È vero, limitandosi a guardare la scadenza, il rinnovo di Khvicha Kvaratskhelia non è di certo un'impellenza per il Napoli. Il talento georgiano è legato al club azzurro da un contratto fino al 2027, dunque per altri quattro anni. E' altrettanto vero che ci sono tanti altri calciatori con accordi che scadranno prima, alcuni anche tanto prima, e il cui tema va affrontato con maggiore urgenza. Ma se negli ultimi mesi si fa un gran parlare del prolungamento di Kvara - su tutti i media, dai quotidiani alle televisioni - è per l'impatto che ha avuto col calcio dei grandi: miglior giocatore dell'ultima Serie A, miglior giovane della Champions League, vero e proprio trascinatore (insieme a Osimhen) nel percorso trionfale verso lo Scudetto.

Il duro comunicato del Napoli non è il primo episodio di insofferenza sul tema.
"Alcuni media continuano a raccontare, avendo come unica fonte gli agenti del calciatore, di presunte trattative in corso per il rinnovo di Kvaratskhelia. Si tratta di “cazzate”. Nessuno del Napoli ha mai parlato del possibile rinnovo del calciatore (il cui contratto scade tra 4 anni). Non lo hanno fatto né Mauro Meluso, né Maurizio Micheli, né Aurelio de Laurentiis, né Andrea Chiavelli". Così, con un comunicato poco diplomatico e molto diretto, Aurelio De Laurentiis ha voluto smentire tutte le voci. Già in passato, quando incalzato dal nostro inviato sul tema, il numero uno del Napoli aveva fatto trasparire un certo senso d'insofferenza, facendosi forte della lunga durata del contratto.

Perché l'adeguamento è necessario
Ma è chiaro che il tema rinnovo di Khvicha Kvaratskhelia esiste eccome. Già a luglio, durante il ritiro di Dimaro, c'era stata una visita al presidente da parte dell'agente del gioiello ex Dinamo Batumi, Mamuka Jugeli. E in occasione delle prime partite di campionato, poi, il procuratore è sempre rimasto vicino al ragazzo. E a De Laurentiis. Non va dimenticato che Kvara guadagna oggi meno di Natan, giovane arrivato dal Brasile che per ora non vede il campo, ma anche meno di altri tre quarti dell'organico. È il meno pagato dietro solo a Gollini e Zanoli, per essere chiari. Va da sé che un adeguamento, anche solo per gratificare la straordinaria stagione di partenza che è culminata con lo Scudetto e ha portato tanti benefici economici grazie alla Champions League (di cui è stato rivelazione assoluta, anche per la UEFA), si fa necessario.
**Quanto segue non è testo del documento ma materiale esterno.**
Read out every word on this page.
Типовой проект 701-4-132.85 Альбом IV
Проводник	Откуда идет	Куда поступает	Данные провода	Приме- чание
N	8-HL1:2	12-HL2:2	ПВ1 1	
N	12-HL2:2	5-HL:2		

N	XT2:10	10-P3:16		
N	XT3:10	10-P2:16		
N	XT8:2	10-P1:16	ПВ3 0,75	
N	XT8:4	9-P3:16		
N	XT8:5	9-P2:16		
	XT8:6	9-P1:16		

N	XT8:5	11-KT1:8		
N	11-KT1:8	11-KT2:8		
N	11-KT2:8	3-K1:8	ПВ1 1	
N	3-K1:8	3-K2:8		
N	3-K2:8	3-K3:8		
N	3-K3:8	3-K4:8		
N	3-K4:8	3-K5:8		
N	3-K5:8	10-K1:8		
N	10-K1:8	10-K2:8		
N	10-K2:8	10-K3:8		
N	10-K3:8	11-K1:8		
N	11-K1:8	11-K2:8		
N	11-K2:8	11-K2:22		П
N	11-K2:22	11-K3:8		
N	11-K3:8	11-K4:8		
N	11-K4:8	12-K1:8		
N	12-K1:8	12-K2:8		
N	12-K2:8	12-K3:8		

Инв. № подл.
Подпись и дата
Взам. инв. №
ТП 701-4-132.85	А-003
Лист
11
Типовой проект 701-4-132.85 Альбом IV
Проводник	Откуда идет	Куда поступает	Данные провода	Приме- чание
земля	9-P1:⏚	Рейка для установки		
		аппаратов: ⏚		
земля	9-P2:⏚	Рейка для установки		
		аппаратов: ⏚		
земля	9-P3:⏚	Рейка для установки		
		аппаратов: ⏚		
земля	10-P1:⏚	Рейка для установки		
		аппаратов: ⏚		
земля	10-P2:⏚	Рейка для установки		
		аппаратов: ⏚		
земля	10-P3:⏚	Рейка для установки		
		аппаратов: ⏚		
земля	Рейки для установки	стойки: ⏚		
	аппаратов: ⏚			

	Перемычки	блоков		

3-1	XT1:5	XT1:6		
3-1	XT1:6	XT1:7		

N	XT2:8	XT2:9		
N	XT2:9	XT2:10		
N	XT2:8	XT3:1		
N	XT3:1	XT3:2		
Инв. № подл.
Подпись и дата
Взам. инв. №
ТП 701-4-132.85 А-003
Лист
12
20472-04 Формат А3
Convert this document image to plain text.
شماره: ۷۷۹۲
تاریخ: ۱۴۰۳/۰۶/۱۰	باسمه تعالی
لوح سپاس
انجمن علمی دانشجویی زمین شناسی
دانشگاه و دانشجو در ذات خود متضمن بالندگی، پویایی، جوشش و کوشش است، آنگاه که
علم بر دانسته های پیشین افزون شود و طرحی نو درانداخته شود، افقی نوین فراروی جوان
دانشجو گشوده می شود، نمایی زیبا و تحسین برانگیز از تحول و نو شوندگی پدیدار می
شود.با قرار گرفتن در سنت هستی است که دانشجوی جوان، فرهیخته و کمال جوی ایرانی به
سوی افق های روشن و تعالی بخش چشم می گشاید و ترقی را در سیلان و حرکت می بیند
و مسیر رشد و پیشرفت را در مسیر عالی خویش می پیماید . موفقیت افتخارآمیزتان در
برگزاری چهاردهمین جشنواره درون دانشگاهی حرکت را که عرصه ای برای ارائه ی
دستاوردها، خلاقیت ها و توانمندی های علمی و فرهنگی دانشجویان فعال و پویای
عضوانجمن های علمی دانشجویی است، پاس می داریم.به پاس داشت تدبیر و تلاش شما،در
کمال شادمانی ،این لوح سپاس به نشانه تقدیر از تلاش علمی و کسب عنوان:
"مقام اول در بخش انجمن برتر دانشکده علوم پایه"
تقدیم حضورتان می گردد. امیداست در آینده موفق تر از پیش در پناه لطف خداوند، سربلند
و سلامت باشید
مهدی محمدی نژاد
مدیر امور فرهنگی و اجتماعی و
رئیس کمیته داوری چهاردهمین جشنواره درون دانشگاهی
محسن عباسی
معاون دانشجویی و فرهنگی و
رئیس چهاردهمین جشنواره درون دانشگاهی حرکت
Il prezzo (anche dell'ingaggio) lo fa il mercato
In estate De Laurentiis ha alzato il muro dinanzi a un'offerta che sfiorava le tre cifre: calcoli alla mano, per la vecchia regola non scritta del 10%, uno così nel mondo del calcio non può guadagnare un milione e duecento mila euro (più duecento di bonus). Anche perché - e nell'ultima sessione di mercato c'è stata la prova - c'è chi è disposto a pagarlo cinque, sei, sette volte tanto. Puoi star tranquillo fino a gennaio, se ti va bene fino all'estate prossima, ma poi ci sarà chi tornerà a bussare, magari convincendo anche il calciatore: a quel punto i contratti varrebbero il giusto. Ecco perché il rinnovo è necessario, un talento così va blindato. Dopo lo sforzo fatto per il rinnovo di Osimhen (ancora da formalizzare), è lecito aspettarsene un altro, economicamente meno dispendioso, per l'altra stella della squadra.